The decline is significant but slow. Between ages 18 and 39, average testosterone levels drop by about 25%. Another 25% decline occurs between ages 40 and 58 or 59. By around age 60, levels have fallen roughly 50% from their peak. Then something unexpected happens: testosterone levels begin to subtly rise again, with this upward trend continuing into the eighth and ninth decades of life. Researchers have confirmed this pattern across multiple studies, though the reasons for the late-life increase aren’t fully settled.
What Testosterone Does in the Female Body
Testosterone isn’t just a “male hormone” that happens to be present in women. It serves direct biological functions. Bone mineral density depends on adequate testosterone alongside estrogen, and by menopause many women lack sufficient levels of both for optimal bone health. One in three women experience loss of sexual desire and arousal after menopause, and there is evidence linking this to declining testosterone. Research at Monash University has investigated whether restoring testosterone to premenopausal levels in postmenopausal women can improve both sexual function and bone density.
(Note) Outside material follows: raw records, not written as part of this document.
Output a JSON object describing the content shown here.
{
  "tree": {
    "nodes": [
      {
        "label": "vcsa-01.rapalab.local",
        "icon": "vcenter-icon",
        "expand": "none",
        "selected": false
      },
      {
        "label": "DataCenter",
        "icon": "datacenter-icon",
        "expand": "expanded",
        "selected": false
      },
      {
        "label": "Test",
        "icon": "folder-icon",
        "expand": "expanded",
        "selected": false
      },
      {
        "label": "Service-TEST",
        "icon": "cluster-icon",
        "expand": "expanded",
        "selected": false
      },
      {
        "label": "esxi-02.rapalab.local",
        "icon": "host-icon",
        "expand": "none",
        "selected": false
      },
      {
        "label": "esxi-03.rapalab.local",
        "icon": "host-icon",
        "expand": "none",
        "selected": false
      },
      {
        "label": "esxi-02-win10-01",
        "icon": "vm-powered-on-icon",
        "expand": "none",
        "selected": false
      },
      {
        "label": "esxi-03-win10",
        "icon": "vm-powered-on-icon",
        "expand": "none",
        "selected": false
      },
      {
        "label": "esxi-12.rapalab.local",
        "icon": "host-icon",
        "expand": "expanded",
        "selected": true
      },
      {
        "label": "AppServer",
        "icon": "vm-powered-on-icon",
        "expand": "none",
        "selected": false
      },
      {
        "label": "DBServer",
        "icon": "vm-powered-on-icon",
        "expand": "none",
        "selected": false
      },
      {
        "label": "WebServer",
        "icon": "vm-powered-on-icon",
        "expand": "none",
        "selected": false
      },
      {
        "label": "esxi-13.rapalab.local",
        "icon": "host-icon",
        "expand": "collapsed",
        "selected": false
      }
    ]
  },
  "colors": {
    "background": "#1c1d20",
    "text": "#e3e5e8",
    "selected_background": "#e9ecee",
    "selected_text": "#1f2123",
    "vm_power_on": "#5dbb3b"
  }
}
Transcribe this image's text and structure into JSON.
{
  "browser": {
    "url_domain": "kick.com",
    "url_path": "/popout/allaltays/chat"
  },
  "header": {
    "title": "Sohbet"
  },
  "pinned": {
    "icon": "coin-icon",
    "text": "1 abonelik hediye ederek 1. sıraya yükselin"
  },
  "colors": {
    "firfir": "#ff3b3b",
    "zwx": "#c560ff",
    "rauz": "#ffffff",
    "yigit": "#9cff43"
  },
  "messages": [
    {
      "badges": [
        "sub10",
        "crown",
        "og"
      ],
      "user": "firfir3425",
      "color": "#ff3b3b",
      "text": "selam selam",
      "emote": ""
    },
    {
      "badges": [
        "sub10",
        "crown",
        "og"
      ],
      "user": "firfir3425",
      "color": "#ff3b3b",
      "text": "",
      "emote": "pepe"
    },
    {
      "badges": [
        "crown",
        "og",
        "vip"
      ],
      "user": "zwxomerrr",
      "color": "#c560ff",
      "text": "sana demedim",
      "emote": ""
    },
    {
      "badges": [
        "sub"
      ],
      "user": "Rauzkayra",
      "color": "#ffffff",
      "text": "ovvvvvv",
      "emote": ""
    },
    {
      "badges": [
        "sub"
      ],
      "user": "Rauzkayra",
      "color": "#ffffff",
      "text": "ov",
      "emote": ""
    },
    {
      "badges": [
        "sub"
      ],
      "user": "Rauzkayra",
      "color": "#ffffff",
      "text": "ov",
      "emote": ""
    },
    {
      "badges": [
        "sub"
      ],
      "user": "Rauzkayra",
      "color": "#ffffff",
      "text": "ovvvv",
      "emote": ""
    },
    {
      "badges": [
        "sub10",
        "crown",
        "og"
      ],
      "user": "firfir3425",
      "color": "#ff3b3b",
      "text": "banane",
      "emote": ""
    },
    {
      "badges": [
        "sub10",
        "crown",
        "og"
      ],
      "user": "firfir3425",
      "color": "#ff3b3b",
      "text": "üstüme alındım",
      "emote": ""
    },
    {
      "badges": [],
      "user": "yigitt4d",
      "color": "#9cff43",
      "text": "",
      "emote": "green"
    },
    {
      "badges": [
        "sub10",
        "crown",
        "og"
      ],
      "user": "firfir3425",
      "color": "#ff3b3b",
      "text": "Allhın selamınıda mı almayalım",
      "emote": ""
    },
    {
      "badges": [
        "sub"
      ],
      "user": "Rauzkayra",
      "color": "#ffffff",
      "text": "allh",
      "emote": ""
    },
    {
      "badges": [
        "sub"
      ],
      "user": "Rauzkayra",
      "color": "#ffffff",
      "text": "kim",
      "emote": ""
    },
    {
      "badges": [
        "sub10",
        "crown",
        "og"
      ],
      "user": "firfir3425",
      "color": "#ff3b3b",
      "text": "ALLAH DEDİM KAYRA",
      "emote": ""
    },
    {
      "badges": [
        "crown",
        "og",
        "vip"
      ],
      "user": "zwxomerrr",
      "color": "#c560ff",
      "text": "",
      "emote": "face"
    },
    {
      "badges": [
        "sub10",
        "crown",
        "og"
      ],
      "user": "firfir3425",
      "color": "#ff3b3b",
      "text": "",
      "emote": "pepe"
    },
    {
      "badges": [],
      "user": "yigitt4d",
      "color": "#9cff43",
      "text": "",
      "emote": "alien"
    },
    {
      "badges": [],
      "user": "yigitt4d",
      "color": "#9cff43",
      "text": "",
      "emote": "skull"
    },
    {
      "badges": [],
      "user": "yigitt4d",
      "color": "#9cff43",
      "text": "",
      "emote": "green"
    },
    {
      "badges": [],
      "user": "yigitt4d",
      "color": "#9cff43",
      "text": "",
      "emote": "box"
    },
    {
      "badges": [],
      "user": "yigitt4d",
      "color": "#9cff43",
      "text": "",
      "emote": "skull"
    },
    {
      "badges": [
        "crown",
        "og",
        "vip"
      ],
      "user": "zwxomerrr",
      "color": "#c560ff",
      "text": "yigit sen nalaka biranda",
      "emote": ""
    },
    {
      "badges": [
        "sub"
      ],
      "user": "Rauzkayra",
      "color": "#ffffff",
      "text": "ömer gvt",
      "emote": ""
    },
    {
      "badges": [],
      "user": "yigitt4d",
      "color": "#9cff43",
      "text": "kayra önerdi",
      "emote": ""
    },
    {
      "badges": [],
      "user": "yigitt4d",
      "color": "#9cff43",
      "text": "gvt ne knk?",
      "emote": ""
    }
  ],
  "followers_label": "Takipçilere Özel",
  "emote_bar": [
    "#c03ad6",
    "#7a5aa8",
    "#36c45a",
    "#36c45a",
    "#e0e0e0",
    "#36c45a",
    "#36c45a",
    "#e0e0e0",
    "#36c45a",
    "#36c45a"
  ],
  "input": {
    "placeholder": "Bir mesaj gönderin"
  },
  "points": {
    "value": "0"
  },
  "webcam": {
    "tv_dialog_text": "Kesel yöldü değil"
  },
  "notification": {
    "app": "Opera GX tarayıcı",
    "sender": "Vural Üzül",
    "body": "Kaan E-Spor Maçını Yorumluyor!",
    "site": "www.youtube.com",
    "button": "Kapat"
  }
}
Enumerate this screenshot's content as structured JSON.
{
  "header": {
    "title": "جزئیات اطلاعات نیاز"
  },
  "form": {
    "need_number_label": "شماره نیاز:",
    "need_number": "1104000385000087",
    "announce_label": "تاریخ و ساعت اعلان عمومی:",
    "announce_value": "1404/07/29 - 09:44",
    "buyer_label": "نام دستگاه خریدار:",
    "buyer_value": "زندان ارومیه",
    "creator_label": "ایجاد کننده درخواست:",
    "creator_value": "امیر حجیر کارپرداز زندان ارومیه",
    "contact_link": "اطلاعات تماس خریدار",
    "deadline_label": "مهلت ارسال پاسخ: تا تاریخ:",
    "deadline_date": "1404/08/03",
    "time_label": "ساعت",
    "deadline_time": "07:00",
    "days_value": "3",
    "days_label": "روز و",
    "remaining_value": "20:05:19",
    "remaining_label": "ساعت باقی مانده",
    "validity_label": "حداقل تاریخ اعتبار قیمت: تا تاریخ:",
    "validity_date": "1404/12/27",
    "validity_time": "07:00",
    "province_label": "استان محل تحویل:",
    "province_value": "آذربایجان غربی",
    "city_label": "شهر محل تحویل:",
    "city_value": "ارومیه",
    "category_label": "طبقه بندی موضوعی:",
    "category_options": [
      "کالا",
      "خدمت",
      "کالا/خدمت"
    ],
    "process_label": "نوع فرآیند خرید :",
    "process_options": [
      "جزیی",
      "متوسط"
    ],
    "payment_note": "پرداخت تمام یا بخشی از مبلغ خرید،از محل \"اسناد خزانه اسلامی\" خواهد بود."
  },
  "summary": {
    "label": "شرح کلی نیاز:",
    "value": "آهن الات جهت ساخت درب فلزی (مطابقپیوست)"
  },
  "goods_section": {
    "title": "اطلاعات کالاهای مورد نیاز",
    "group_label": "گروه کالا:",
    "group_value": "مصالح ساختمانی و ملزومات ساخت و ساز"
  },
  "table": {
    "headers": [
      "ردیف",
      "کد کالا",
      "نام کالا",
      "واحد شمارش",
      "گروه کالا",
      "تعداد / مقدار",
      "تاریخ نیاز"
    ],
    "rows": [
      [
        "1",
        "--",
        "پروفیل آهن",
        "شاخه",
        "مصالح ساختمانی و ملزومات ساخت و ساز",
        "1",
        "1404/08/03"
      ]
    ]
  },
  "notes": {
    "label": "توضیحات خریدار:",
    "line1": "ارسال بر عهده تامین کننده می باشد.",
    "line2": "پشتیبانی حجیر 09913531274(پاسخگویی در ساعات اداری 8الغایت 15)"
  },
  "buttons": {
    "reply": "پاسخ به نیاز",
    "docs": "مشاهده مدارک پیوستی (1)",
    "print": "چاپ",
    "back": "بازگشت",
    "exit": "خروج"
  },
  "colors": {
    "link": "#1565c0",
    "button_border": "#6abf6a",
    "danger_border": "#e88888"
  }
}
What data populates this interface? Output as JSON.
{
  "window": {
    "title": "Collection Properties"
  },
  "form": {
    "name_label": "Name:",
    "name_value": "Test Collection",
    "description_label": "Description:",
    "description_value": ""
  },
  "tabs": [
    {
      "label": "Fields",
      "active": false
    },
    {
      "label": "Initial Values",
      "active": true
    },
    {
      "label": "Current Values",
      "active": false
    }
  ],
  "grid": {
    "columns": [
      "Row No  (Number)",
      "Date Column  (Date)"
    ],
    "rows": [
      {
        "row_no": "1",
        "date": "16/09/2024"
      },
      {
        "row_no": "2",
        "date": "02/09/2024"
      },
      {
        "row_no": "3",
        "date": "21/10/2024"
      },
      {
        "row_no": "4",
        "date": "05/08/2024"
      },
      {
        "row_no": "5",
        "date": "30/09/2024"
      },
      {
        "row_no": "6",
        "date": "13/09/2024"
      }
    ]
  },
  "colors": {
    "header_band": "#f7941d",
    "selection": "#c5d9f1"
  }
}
Beyond bones and libido, testosterone contributes to muscle maintenance, red blood cell production, and overall energy levels. Because so much of it is produced locally in tissues like fat and skin, its effects can vary by body site, not just by blood level.
When Production Goes Wrong: PCOS and Excess Testosterone
The most common condition involving testosterone overproduction in women is polycystic ovary syndrome (PCOS). In PCOS, two things converge to push testosterone levels up. High LH levels overstimulate the ovarian theca cells, causing them to produce excess androgens. At the same time, high insulin levels (common in PCOS) prevent the liver from making enough of a protein called sex hormone-binding globulin (SHBG). SHBG normally binds to testosterone in the blood, keeping it inactive. Without enough SHBG, more testosterone circulates in its free, active form.
This combination of overproduction and reduced binding creates the symptoms associated with hyperandrogenism: acne, excess facial or body hair, thinning scalp hair, and irregular periods. The root issue isn’t a new source of testosterone but a disruption in the regulation of the existing sources, primarily the ovaries responding too aggressively to hormonal signals.